Zuletzt geändert am 5. Juni 2022 von Birk Karsten Ecke
August Hermann Francke wurde am 22. März 1663 in Lübeck geboren. Er war einer der bekanntesten Vertreter des Pietismus in Mitteldeutschland. Sein Vater Johann Francke war Jurist und seine Mutter Anna Francke entstammte einer Patrizierfamilie. Im Jahre 1666 zog die Familie nach Gotha und Francke und besuchte dort 1676 für ein Jahr das Gymnasium. Die restliche Zeit wurde er privat unterrichtet. 1679 schrieb er sich als Student der Philosophie an der Universität zu Erfurt ein, wechselte er bald zum Studium der Theologie an die Universität Kiel. Francke kam damit in den Genuss eines von einem Onkel mütterlicherseits – er war Pastor – gestiftetes Stipendium. Francke muss zu dieser Zeit recht ruhelos gewesen sein, denn bereits 1882 ging er für kurze Zeit nach Hamburg zum Missionar Esdras Edzardus, der sich allen Ernstes der Lutheranisierung der Juden verschrieben hatte.
Danach folgten eineinhalb Jahre in Gotha, für die nicht belegt ist, was Francke in dieser Zeit machte. 1884 wechselte er an die Universität zu Leipzig und arbeitete gleichzeitig als Lehrer für hebräische Sprache bei einem ortsansässigen Theologen. Im Jahre 1685 legte er an der Universität zu Leipzig sein Magisterexamen ab. Francke gründete dort ein COLLEGIUM PHILOBIBLICUM – eine Art Verein zur Bibelforschung, die erst von Studenten und dann auch von Bürgern der Stadt Leipzig besucht wurde. August Hermann Francke zog im Jahre 1687 nach Lüneburg, um ein Praktikum bei dem Superintendenten Caspar Hermann Sandhagen anzutreten. Hier erlebte der religiöse Eiferer Francke – weshalb auch immer – eine tiefe Glaubenskrise, die angeblich durch ein Bekehrungserlebnis plötzlich beendet wurde.
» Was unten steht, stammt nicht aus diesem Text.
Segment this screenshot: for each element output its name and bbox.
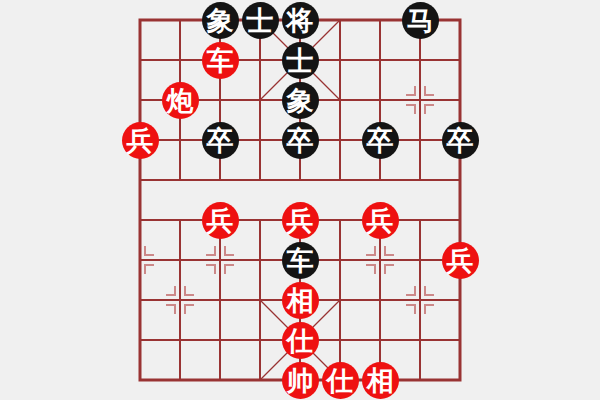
piece-black-pawn-1[interactable]: 卒 xyxy=(202,122,239,159)
piece-black-pawn-3[interactable]: 卒 xyxy=(362,122,399,159)
piece-red-elephant-2[interactable]: 相 xyxy=(362,362,399,399)
piece-black-elephant-1[interactable]: 象 xyxy=(202,2,239,39)
piece-red-pawn-4[interactable]: 兵 xyxy=(362,202,399,239)
piece-black-chariot-1[interactable]: 车 xyxy=(282,242,319,279)
xiangqi-board: 象士将马车士炮象兵卒卒卒卒兵兵兵车兵相仕帅仕相 xyxy=(0,0,600,400)
piece-red-advisor-2[interactable]: 仕 xyxy=(322,362,359,399)
piece-black-pawn-2[interactable]: 卒 xyxy=(282,122,319,159)
piece-red-cannon-1[interactable]: 炮 xyxy=(162,82,199,119)
piece-red-chariot-1[interactable]: 车 xyxy=(202,42,239,79)
piece-red-pawn-1[interactable]: 兵 xyxy=(122,122,159,159)
piece-red-elephant-1[interactable]: 相 xyxy=(282,282,319,319)
piece-red-pawn-3[interactable]: 兵 xyxy=(282,202,319,239)
piece-black-horse-1[interactable]: 马 xyxy=(402,2,439,39)
piece-red-advisor-1[interactable]: 仕 xyxy=(282,322,319,359)
piece-red-general[interactable]: 帅 xyxy=(282,362,319,399)
piece-black-general[interactable]: 将 xyxy=(282,2,319,39)
piece-black-pawn-4[interactable]: 卒 xyxy=(442,122,479,159)
piece-black-advisor-1[interactable]: 士 xyxy=(242,2,279,39)
piece-black-advisor-2[interactable]: 士 xyxy=(282,42,319,79)
piece-red-pawn-5[interactable]: 兵 xyxy=(442,242,479,279)
piece-black-elephant-2[interactable]: 象 xyxy=(282,82,319,119)
piece-layer: 象士将马车士炮象兵卒卒卒卒兵兵兵车兵相仕帅仕相 xyxy=(120,0,480,400)
piece-red-pawn-2[interactable]: 兵 xyxy=(202,202,239,239)
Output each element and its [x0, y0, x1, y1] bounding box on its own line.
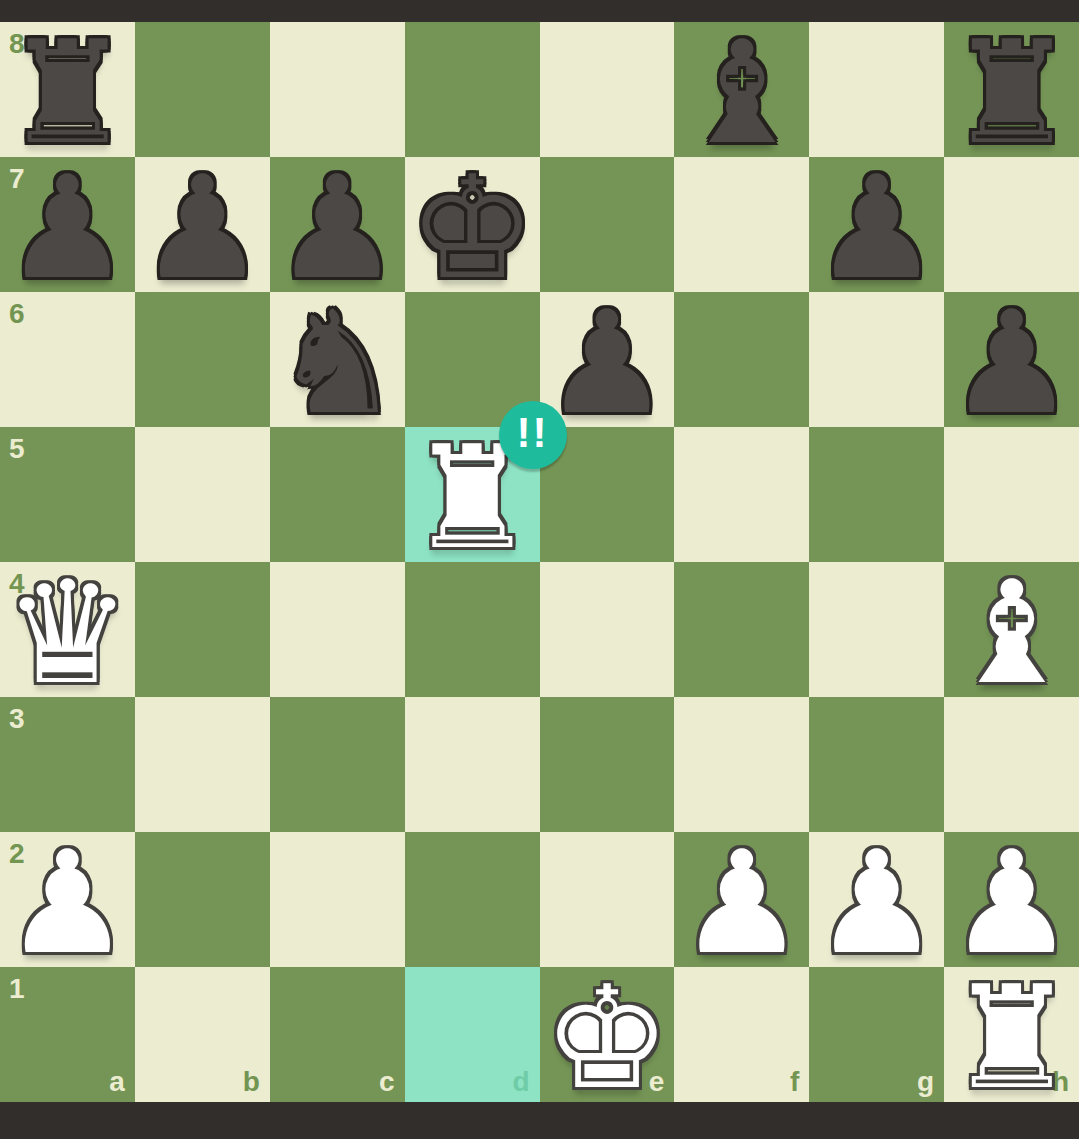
square-e4[interactable] — [540, 562, 675, 697]
square-e8[interactable] — [540, 22, 675, 157]
square-b7[interactable]: ♟ — [135, 157, 270, 292]
bottom-frame-bar — [0, 1102, 1079, 1139]
square-b2[interactable] — [135, 832, 270, 967]
top-frame-bar — [0, 0, 1079, 22]
square-g6[interactable] — [809, 292, 944, 427]
chess-board-wrapper: 8♜♝♜7♟♟♟♚♟6♞♟♟5♜4♛♝32♟♟♟♟1abcde♚fgh♜ !! — [0, 22, 1079, 1102]
square-c2[interactable] — [270, 832, 405, 967]
square-g4[interactable] — [809, 562, 944, 697]
square-g2[interactable]: ♟ — [809, 832, 944, 967]
piece-white-queen[interactable]: ♛ — [0, 565, 135, 700]
piece-black-rook[interactable]: ♜ — [944, 25, 1079, 160]
square-h6[interactable]: ♟ — [944, 292, 1079, 427]
square-f6[interactable] — [674, 292, 809, 427]
square-f8[interactable]: ♝ — [674, 22, 809, 157]
piece-black-pawn[interactable]: ♟ — [540, 295, 675, 430]
square-b8[interactable] — [135, 22, 270, 157]
square-e6[interactable]: ♟ — [540, 292, 675, 427]
square-b1[interactable]: b — [135, 967, 270, 1102]
square-e1[interactable]: e♚ — [540, 967, 675, 1102]
square-b5[interactable] — [135, 427, 270, 562]
square-a6[interactable]: 6 — [0, 292, 135, 427]
square-e3[interactable] — [540, 697, 675, 832]
piece-white-bishop[interactable]: ♝ — [944, 565, 1079, 700]
piece-black-king[interactable]: ♚ — [405, 160, 540, 295]
square-h7[interactable] — [944, 157, 1079, 292]
square-f5[interactable] — [674, 427, 809, 562]
square-h5[interactable] — [944, 427, 1079, 562]
square-d3[interactable] — [405, 697, 540, 832]
square-d7[interactable]: ♚ — [405, 157, 540, 292]
square-g5[interactable] — [809, 427, 944, 562]
square-d1[interactable]: d — [405, 967, 540, 1102]
square-c6[interactable]: ♞ — [270, 292, 405, 427]
square-c4[interactable] — [270, 562, 405, 697]
piece-black-pawn[interactable]: ♟ — [135, 160, 270, 295]
square-g1[interactable]: g — [809, 967, 944, 1102]
square-b6[interactable] — [135, 292, 270, 427]
square-a2[interactable]: 2♟ — [0, 832, 135, 967]
piece-black-pawn[interactable]: ♟ — [809, 160, 944, 295]
chess-board: 8♜♝♜7♟♟♟♚♟6♞♟♟5♜4♛♝32♟♟♟♟1abcde♚fgh♜ — [0, 22, 1079, 1102]
piece-black-knight[interactable]: ♞ — [270, 295, 405, 430]
square-e2[interactable] — [540, 832, 675, 967]
square-a7[interactable]: 7♟ — [0, 157, 135, 292]
piece-white-pawn[interactable]: ♟ — [674, 835, 809, 970]
square-a4[interactable]: 4♛ — [0, 562, 135, 697]
square-a8[interactable]: 8♜ — [0, 22, 135, 157]
brilliant-move-badge: !! — [499, 401, 567, 469]
square-h1[interactable]: h♜ — [944, 967, 1079, 1102]
piece-black-pawn[interactable]: ♟ — [0, 160, 135, 295]
square-b4[interactable] — [135, 562, 270, 697]
file-label-c: c — [379, 1068, 395, 1096]
piece-black-pawn[interactable]: ♟ — [270, 160, 405, 295]
file-label-f: f — [790, 1068, 799, 1096]
piece-black-bishop[interactable]: ♝ — [674, 25, 809, 160]
piece-black-pawn[interactable]: ♟ — [944, 295, 1079, 430]
square-f7[interactable] — [674, 157, 809, 292]
square-d4[interactable] — [405, 562, 540, 697]
file-label-g: g — [917, 1068, 934, 1096]
file-label-a: a — [109, 1068, 125, 1096]
piece-black-rook[interactable]: ♜ — [0, 25, 135, 160]
file-label-b: b — [243, 1068, 260, 1096]
square-c7[interactable]: ♟ — [270, 157, 405, 292]
square-d2[interactable] — [405, 832, 540, 967]
square-c5[interactable] — [270, 427, 405, 562]
square-a3[interactable]: 3 — [0, 697, 135, 832]
square-f1[interactable]: f — [674, 967, 809, 1102]
square-f4[interactable] — [674, 562, 809, 697]
piece-white-rook[interactable]: ♜ — [944, 970, 1079, 1105]
piece-white-pawn[interactable]: ♟ — [809, 835, 944, 970]
square-f3[interactable] — [674, 697, 809, 832]
square-a5[interactable]: 5 — [0, 427, 135, 562]
square-h2[interactable]: ♟ — [944, 832, 1079, 967]
square-d8[interactable] — [405, 22, 540, 157]
square-c3[interactable] — [270, 697, 405, 832]
square-a1[interactable]: 1a — [0, 967, 135, 1102]
square-h3[interactable] — [944, 697, 1079, 832]
rank-label-5: 5 — [9, 435, 25, 463]
square-g3[interactable] — [809, 697, 944, 832]
piece-white-pawn[interactable]: ♟ — [0, 835, 135, 970]
square-g7[interactable]: ♟ — [809, 157, 944, 292]
square-f2[interactable]: ♟ — [674, 832, 809, 967]
file-label-d: d — [512, 1068, 529, 1096]
square-e7[interactable] — [540, 157, 675, 292]
square-c1[interactable]: c — [270, 967, 405, 1102]
square-g8[interactable] — [809, 22, 944, 157]
square-h8[interactable]: ♜ — [944, 22, 1079, 157]
piece-white-pawn[interactable]: ♟ — [944, 835, 1079, 970]
piece-white-king[interactable]: ♚ — [540, 970, 675, 1105]
square-c8[interactable] — [270, 22, 405, 157]
square-h4[interactable]: ♝ — [944, 562, 1079, 697]
square-b3[interactable] — [135, 697, 270, 832]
Den Jahreswechsel 1688/1689 verbrachte Francke in Dresden. Hier freundete er sich mit dem sächsischen Oberhofprediger und Begründer des Pietismus Philipp Jacob Spener an. Diese Freundschaft sollte Francke später noch sehr zu Gute kommen. Danach ging Francke 1689 erst nach Leipzig und 1690 nach Erfurt, um Vorlesungen über die Auslegung der Bibel zu halten. Wo immer Francke auftauchte kam es zu heftigen Auseinandersetzungen, die dazu führten, dass er als Sektierer bekannt wurde und ihm ein Vorlesungsverbot erteilt wurde. Francke wurde deshalb sowohl aus Leipzig als auch aus Erfurt ausgewiesen. Beide Städte gehörten zu Sachsen. Jetzt kam Francke seine Freundschaft mit Spener zu Gute. Spener – wegen unüberbrückbarer religiöser Differenzen mit Kurfürst Johann Georg III. von Sachsen auf die brandenburgisch-preußische Seite gewechselt – vermittelte Francke eine Stelle als außerordentlicher Professor an der Philosophischen Fakultät der Universität Halle an der Saale.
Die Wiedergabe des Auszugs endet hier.